Город влажный лежал под нами –
купола раскрытых зонтов, закрытых, шпили –
куполов бокалы, шпилей фужеры –
мужчина и женщина –
вожделенный, желанный город.
Только крыши тонкая жесть,
только боль
между нами,
между нами и небом.





The City


The damp city rests beneath us –
domed umbrellas, spear-shaped umbrellas,
broach-spires, cup-like domes, goblet-like domes.
A man and a woman –
and a city,
the desired, beloved city.
Between us
only the thin tin plates of this roof
and the pain.
Only the pain between you and me.
Between the two of us and the sky.





* * *

Спит-сопит общий вагон
скорого.
Скрючились люди, изогнулись до боли,
конечности затекли,
позвоночники ломит,
неспособные тело держать.
Извиваясь, ползут по Земле
ожелезневшие голые
останки ящеров древних –
позвоночники-поезда.
Неподвижно лежат
позвонки-вокзалы –
мощный хребет планеты.
Только ты, поэт,
беспозвоночный, бескостный,
любую форму принять способен –
и бесконечного –
в Млечный Путь,
в железную дорогу –
хребта всех вселенных,
и обрастать
плотью жизни.




Long-distance Train


A sleepy-wheezy
hard-seated carriage.
People huddled together,
their limbs become numb,
their backs aching,
their spines unable to hold their bodies up.

Iron skeletons of trains
crawl upon the surface of the earth,
ugly as they are,
wriggling,
resembling the remains of ancient pangolins.
Vertebrae of stations
are motionless –
the mighty backbone of our planet.

Only you, poet,
you spineless, boneless creature,
can take the form of everything,
including the infinite.
Cannot you turn into Milky Way
or become a railway,
the backbone of the universe –
and then attain the flesh
of the everyday?




Translated from the Russian by Anatoly Kudryavitsky

------------------------------------------------------------------------------------------------
------------------------------------------------------------------------------------------------

Asya Shneiderman
was born in 1968 in St.

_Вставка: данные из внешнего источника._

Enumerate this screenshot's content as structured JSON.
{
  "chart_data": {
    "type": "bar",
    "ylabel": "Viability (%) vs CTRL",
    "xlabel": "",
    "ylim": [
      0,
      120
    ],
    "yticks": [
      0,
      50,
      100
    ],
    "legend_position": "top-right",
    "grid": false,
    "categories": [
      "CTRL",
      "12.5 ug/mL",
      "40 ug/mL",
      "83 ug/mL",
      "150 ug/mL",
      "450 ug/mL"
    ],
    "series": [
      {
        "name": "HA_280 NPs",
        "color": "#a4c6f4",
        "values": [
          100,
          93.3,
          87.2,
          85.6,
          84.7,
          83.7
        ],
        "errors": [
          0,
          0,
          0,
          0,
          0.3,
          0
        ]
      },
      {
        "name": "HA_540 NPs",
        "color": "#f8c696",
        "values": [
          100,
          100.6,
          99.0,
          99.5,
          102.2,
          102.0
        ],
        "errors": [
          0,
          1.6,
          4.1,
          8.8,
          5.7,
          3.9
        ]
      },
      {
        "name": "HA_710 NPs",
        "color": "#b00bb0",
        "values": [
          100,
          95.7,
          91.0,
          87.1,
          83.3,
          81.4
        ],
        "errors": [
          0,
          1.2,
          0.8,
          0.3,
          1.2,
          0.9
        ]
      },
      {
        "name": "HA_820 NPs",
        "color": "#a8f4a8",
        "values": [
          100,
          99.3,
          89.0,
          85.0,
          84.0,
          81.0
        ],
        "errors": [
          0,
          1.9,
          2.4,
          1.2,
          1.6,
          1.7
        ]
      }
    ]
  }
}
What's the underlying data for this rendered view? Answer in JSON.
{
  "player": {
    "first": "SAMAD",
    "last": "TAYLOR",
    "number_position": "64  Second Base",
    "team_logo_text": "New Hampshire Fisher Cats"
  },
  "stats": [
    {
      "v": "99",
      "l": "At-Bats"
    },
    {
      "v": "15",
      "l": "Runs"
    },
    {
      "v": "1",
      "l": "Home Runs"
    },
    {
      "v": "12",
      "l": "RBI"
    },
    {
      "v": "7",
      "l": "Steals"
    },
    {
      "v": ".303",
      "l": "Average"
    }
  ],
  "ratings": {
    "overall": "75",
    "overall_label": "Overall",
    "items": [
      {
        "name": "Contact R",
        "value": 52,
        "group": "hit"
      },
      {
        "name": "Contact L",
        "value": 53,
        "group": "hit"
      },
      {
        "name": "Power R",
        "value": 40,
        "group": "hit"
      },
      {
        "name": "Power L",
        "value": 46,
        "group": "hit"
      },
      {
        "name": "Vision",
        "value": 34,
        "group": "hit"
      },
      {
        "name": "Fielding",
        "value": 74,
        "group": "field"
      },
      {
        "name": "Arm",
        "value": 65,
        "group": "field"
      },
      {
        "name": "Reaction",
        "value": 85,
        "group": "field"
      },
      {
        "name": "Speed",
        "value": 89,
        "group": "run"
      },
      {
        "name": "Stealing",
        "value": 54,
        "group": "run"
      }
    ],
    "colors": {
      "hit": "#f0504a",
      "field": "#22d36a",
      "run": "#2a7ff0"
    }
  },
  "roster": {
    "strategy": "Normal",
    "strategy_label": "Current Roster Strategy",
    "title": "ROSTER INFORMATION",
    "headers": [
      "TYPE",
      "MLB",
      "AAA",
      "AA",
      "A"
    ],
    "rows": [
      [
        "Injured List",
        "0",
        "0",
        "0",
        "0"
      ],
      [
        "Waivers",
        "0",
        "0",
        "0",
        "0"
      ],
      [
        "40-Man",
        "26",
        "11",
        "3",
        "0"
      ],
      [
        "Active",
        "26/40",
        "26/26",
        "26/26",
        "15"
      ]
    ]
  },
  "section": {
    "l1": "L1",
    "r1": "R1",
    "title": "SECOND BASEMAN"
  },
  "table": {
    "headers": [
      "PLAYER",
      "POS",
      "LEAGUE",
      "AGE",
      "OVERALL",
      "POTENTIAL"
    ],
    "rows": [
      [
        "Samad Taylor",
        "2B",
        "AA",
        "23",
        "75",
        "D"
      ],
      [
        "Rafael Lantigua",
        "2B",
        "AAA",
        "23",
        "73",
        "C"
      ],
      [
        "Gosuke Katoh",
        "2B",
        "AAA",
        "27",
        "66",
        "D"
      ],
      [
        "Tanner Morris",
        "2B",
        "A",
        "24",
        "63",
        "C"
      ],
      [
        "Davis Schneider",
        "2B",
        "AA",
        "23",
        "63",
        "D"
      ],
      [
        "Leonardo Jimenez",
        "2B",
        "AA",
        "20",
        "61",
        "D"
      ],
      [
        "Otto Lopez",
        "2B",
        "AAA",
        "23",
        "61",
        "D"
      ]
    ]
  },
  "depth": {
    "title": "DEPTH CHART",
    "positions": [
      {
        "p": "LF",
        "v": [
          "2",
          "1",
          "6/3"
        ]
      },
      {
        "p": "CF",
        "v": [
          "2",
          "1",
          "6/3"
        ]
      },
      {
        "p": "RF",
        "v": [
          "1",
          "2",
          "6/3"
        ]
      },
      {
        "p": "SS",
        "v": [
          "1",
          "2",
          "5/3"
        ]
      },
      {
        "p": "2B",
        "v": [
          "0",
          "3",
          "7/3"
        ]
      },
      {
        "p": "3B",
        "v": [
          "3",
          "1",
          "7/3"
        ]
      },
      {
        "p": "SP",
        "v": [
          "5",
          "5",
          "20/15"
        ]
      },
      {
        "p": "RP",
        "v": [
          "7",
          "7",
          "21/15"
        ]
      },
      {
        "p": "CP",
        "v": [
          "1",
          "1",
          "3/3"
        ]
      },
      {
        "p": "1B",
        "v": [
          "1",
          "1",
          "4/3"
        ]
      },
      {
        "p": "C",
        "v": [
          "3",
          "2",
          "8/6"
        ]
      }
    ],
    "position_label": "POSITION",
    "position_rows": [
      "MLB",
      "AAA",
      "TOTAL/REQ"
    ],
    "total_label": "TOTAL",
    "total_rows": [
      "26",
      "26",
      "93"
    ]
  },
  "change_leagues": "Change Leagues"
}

Petersburg, the only daughter of the well-known Russian painter and sculptor Liubov Dobashina. After studying English and art at Gertsen University, St. Petersburg, she worked as a teacher of English, and now works as a librarian. Since the end of 1990s her poems and short stories were published in Russian magazines and anthologies. Her first book of poems entitled Oboznachit' Molchanie Slovom / Marking Silence with a Word was published in Moscow in 1998. Her translations from the Irish poet Desmond Egan appeared in his bilingual English/Russian Selected Poems. She is currently working on her second collection of poems.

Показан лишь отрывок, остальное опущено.